The best way to fix this is to recognize that the analytics query payload structure in Pulumi is not enough if your downstream consumer expects row-level granularity rather than aggregated buckets. The suggestion above correctly identifies the groupBy requirement, but it introduces a silent data loss risk: you are aggregating distinct conversations into a single metric sum. If your pipeline requires individual transcript retrieval or precise timestamp mapping for each interaction, the Analytics API will fail you because it returns sum, avg, or count aggregates, not individual entity records.

For historical voice data older than 24 hours, you must pivot from the operational conversations endpoint to the analytics endpoint, but only if you can tolerate aggregation. If you need raw detail, you are stuck with the operational API’s retention limit unless you implemented a custom Data Action or Webhook to archive full JSON payloads to S3/Azure Blob at ingestion time.

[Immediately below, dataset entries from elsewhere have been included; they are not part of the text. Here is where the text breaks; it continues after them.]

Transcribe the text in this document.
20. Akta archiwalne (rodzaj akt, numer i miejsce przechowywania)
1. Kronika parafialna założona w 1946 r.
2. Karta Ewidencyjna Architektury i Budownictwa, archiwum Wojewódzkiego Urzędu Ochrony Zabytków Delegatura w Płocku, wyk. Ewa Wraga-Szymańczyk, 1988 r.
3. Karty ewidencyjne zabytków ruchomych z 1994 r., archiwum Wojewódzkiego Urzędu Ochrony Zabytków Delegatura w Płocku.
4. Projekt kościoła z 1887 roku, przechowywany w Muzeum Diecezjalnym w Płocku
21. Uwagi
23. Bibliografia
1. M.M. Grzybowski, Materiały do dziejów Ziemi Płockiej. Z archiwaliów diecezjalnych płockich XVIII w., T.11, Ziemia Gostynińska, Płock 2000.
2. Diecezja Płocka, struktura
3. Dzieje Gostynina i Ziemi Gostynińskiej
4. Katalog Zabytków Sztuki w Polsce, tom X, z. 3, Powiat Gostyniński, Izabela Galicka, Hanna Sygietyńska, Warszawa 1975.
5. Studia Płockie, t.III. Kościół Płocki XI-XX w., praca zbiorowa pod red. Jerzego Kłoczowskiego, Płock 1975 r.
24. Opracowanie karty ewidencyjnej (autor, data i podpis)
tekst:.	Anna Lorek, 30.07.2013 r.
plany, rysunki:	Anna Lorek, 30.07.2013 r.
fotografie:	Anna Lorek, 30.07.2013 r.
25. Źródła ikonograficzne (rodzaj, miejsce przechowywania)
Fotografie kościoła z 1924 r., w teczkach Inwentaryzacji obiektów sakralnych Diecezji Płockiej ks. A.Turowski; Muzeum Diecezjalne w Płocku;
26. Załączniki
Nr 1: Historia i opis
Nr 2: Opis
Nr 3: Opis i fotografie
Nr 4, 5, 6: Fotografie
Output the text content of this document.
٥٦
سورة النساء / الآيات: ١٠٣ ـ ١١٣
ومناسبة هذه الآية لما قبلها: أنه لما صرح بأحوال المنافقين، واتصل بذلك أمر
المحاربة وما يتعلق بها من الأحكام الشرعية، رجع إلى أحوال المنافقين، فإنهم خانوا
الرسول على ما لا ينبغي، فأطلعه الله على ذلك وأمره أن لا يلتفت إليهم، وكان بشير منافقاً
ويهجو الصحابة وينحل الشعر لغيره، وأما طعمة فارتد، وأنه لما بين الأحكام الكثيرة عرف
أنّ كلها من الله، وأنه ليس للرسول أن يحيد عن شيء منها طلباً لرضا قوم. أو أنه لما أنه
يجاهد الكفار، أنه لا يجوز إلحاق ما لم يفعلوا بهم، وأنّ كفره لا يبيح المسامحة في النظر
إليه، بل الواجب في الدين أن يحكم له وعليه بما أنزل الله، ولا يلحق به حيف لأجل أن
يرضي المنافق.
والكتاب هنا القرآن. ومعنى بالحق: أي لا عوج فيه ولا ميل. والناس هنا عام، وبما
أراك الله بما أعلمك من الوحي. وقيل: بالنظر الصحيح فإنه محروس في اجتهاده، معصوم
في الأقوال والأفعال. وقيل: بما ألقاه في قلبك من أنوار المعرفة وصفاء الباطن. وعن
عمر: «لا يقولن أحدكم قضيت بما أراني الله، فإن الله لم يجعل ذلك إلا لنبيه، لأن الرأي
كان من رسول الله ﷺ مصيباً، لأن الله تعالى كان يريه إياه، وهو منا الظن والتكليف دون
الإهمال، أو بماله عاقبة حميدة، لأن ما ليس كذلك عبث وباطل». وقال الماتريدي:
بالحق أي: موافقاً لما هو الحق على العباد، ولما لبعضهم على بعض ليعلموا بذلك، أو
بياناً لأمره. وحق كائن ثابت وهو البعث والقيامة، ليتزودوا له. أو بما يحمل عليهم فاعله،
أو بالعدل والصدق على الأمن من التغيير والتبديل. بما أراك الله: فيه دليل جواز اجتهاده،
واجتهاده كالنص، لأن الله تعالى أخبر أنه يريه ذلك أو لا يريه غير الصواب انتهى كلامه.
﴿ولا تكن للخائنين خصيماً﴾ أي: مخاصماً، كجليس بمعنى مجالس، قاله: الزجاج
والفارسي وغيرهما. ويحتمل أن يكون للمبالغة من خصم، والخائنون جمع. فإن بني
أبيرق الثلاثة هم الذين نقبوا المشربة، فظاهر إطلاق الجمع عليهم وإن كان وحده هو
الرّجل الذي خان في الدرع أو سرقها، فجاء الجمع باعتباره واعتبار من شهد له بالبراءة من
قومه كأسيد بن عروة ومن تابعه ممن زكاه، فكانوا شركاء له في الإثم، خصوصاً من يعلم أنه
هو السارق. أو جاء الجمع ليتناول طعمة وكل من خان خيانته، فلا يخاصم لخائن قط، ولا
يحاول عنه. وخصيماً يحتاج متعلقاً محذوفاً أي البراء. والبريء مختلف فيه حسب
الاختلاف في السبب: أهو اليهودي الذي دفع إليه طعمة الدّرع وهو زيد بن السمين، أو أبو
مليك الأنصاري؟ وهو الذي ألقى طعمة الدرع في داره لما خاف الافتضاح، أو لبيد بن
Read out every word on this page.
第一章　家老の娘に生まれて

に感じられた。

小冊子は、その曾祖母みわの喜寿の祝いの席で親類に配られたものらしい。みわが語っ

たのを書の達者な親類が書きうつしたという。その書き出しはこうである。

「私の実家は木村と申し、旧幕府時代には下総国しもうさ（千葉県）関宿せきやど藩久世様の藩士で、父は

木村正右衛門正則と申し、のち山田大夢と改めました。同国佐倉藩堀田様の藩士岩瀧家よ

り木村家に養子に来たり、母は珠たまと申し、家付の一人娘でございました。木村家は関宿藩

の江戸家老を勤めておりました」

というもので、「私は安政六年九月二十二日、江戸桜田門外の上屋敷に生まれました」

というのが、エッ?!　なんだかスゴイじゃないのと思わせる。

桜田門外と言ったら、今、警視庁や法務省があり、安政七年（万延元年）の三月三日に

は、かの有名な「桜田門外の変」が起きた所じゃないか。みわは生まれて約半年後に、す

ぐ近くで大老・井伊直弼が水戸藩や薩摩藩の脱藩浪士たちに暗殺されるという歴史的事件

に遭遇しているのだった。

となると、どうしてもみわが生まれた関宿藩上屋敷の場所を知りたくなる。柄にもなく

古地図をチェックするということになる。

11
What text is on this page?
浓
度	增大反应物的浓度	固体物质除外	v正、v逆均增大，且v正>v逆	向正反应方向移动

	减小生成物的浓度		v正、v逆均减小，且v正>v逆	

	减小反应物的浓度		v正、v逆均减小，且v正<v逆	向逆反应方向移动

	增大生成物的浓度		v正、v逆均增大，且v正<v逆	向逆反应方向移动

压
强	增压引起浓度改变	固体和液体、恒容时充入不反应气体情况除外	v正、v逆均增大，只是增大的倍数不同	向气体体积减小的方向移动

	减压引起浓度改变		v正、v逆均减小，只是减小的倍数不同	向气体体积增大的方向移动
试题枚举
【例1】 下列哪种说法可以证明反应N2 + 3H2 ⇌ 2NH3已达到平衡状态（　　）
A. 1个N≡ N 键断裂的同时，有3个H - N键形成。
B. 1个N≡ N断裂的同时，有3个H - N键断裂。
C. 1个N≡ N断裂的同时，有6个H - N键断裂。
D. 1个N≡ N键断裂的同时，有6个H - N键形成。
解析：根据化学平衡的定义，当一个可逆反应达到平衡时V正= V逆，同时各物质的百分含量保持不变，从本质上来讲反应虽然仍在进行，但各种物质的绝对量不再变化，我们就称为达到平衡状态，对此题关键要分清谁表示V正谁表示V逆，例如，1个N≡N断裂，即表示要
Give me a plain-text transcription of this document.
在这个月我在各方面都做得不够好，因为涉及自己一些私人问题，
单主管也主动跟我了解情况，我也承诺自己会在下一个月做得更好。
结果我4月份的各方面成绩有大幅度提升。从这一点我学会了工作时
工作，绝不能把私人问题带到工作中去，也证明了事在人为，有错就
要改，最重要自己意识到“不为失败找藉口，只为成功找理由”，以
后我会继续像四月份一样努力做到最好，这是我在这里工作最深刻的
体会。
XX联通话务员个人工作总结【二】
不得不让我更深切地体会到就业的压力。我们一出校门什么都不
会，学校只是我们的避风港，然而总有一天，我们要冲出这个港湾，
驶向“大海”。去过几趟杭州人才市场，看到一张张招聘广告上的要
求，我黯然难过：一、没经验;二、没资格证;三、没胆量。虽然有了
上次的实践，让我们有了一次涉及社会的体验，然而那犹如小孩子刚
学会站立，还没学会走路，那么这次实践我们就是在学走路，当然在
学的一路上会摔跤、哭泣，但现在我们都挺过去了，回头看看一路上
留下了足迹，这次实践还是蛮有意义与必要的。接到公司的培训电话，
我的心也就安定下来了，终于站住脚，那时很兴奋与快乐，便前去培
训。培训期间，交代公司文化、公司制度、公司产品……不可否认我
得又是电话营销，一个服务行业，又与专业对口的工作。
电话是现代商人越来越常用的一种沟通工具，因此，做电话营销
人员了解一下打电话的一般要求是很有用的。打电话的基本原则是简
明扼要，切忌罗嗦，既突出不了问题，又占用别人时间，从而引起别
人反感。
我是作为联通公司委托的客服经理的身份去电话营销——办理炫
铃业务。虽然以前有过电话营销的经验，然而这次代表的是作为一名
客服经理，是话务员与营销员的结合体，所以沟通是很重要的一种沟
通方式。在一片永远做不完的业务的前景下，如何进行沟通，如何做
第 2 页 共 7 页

Here is the correct Analytics query payload to minimize aggregation error, ensuring you capture the necessary dimensions without violating the grouping constraints:

{
 "view": "conversation",
 "groupBy": ["queue.id", "mediaType", "wrapUpCode"],
 "filter": {
 "type": "and",
 "clauses": [
 {
 "type": "dimension",
 "dimension": "mediaType",
 "operator": "eq",
 "value": "voice"
 },
 {
 "type": "range",
 "dimension": "startTime",
 "from": "2023-10-01T00:00:00Z",
 "to": "2023-10-02T00:00:00Z"
 }
 ]
 },
 "metrics": ["duration", "holdDuration", "wrapUpDuration"]
}

Note that wrapUpCode is critical for voice categorization. If you omit it, the engine may merge distinct interaction types, skewing your duration metrics. Always validate the groupBy array against your specific reporting granularity requirements before committing to the Analytics API.